After two days of negotiations last Thursday and Friday, Walton’s negotiating team felt compelled to declare negotiations deadlocked and asked the mediators to issue a “no board” report. Under bureaucratic mediation procedures, unions must first wait until a “no board” report is issued before setting a strike date. The date must be at least 17 days after the release of the report and confirmed by the union 5 days in advance. The criminalization of workers’ labor behavior by Ford and his Thatcher cabinet has no such restrictions.
There is good reason to believe that if the union bureaucracy continues to dominate, there will be no strikes at all. Walton refused to use the word “strike” in a statement following the request for a “no board” report. Instead, she declared that she had requested the report to “put pressure on reaching a negotiated settlement.”
The four teachers’ unions play a despicable role. They have refused to abandon serious bargaining demands or call a strike vote, even though the contracts of their 200,000 members expired on the same day as the support workers. claiming to pursue a “unique” negotiating strategy, dividing teachers, they banded together to declare their support for the government’s cynical and barbed demands for “stability” in the classroom, I vow not to take action until winter.
Teachers should be vigilant.

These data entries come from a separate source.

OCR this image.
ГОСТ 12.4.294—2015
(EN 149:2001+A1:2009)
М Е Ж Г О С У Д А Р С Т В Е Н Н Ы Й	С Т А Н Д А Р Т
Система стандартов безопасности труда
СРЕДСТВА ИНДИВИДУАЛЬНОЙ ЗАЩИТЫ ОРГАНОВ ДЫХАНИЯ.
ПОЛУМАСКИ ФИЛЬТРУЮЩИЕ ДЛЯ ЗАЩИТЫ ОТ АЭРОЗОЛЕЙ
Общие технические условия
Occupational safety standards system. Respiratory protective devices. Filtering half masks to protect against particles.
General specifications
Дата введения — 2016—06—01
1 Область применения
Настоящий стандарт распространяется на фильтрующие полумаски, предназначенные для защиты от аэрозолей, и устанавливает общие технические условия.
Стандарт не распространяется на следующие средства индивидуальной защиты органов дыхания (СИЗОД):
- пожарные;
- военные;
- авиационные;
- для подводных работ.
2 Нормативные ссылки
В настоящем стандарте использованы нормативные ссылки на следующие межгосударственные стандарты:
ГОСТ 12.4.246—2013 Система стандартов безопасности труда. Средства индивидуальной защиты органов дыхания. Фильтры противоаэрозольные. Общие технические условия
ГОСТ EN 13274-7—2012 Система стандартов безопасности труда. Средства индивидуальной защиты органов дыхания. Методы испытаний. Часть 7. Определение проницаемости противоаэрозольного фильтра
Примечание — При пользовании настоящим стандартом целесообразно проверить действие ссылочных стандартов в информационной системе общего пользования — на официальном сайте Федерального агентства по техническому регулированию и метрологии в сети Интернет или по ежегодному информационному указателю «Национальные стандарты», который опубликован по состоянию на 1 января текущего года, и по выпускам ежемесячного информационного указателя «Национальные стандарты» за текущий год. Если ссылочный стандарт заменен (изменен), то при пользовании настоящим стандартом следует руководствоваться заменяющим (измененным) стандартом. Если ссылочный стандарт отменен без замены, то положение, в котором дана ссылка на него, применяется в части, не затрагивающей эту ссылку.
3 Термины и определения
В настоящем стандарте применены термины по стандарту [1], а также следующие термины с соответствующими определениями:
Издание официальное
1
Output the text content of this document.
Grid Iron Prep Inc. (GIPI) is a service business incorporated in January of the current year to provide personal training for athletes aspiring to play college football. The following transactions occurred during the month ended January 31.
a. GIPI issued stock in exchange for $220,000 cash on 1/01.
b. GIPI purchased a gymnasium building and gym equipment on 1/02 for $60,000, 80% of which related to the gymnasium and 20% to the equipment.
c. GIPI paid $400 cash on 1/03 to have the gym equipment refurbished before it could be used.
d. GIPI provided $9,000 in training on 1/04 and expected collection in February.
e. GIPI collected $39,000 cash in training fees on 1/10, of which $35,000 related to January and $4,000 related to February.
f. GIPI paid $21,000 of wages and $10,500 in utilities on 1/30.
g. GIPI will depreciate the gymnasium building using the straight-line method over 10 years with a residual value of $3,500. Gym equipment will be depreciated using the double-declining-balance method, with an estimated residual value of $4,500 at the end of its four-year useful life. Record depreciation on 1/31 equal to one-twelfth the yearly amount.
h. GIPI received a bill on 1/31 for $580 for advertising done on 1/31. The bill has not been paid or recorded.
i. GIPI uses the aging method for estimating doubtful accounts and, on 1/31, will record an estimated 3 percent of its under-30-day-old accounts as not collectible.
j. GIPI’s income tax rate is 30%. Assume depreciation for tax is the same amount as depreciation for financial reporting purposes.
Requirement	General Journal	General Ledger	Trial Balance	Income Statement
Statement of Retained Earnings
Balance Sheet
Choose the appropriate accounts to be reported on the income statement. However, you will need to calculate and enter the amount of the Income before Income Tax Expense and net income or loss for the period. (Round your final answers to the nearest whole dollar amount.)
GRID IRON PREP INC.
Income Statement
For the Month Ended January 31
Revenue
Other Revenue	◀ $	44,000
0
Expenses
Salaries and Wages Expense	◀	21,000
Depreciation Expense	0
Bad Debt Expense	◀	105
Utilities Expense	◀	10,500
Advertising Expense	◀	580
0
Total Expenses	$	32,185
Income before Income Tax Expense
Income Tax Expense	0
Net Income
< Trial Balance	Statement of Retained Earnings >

If teachers’ unions leave it to the bureaucracy, it will isolate the struggle of education workers, allowing them to sell out and lose as a result. Then tell the teacher that the support staff has “accepted” a significant pay cut and/or has succumbed to the no-strike law, so their hands are tied and nothing more can be accomplished. This was exactly what teachers unions did in 2019-20. After isolating a teacher from support staff, despite the government making it a test case for imposing the 1% salary cap enforced in Bill 124, the teachers’ union called her one-day strike in a series of toothless neighborhoods. I called. In late February 2020, they allowed her to go on strike for a day statewide, sparking widespread enthusiasm among workers. They then took advantage of the pandemic to impose the same pay caps on members that the OSBCU bureaucracy had agreed to.
If education support workers and teachers win, it all depends on ordinary workers taking control of contract disputes themselves. This includes not what government and union bureaucrats purport to be “fair” or “affordable”, but rather a general commission of justice so that educated workers can advance their own demands based on what they need. You have to build a network. These commissions must unite all education workers and deny systematic attempts by unions to foster petty artificial divisions based on professional designation or union affiliation. Must.
Educators who are ready to form a General Committee should discuss with their colleagues the requests submitted by the Ontario General Committee of Educators. These include an immediate 50 percent pay raise for education support staff and a raise above inflation for all other workers, tens of billions of dollars in additional investment in public education, and eliminating her COVID-19 Includes strategies for Workers should convene meetings in schools to form committees, pass resolutions supporting OEWRFC and its demands, and reach out to workers in other sectors of the economy to support the struggle. Auto workers, miners, and other workers in the private sector have a direct interest in fighting for a strong public education system to ensure a fulfilling future for their children. They have no interest in allowing the Ford government to set an example for education workers and impose equally ruthless wage and benefits cuts across the board.
Workers who want to join this struggle should register now and attend the OEWRFC public meeting on October 11th at 7pm to discuss how to move forward.